Human-designed algorithms have been deployed in many consequential settings such as hiring and lending. There has been mounting empirical evidence demonstrating the discriminatory behaviors of algorithms in such settings. On the flip side, algorithmic systems are often used by humans who can act strategically or launch adversarial attacks to benefit from the vulnerabilities of such systems. 

 

In the first part of my talk, I discuss my work in the field of algorithmic fairness which is centered around designing provably fair algorithmic frameworks. I show how such frameworks can be used by policy/lawmakers to systematically study the possible trade-offs between fairness violation and performance as well as highlight the limitations and challenges of fair algorithmic decision making in practice.
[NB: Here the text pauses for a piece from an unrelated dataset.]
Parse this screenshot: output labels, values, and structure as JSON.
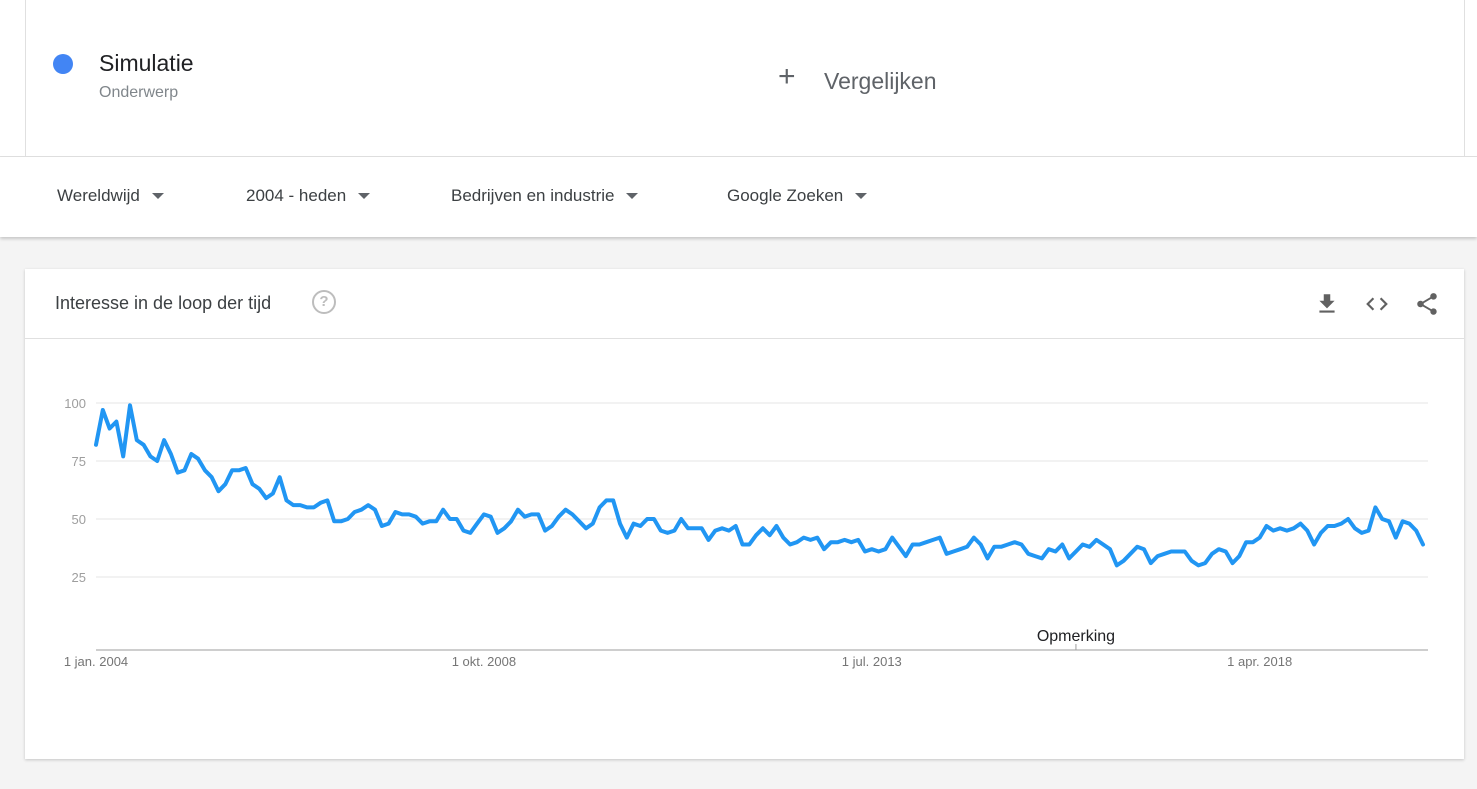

In the second part of the talk, I discuss my work in the field of game theory to design provably unexploitable algorithms in settings motivated by applications such as finance and security. 

Bio

Shahin Jabbari is a CRCS postdoctoral fellow in the school of Engineering and Applied Sciences at Harvard. Shahin completed his Ph.D. at the University of Pennsylvania in 2019 where he was advised by Michael Kearns. Shahin's research interests span across many areas in artificial intelligence including algorithmic fairness, game theory, and multi-agent systems. Shahin has published in top-tier conferences in artificial intelligence (ICML/NeurIPS/AAAI/IJCAI) and has received Best Paper Award from the Conference on Decision and Game Theory for Security, and the German Conference in Artificial Intelligence.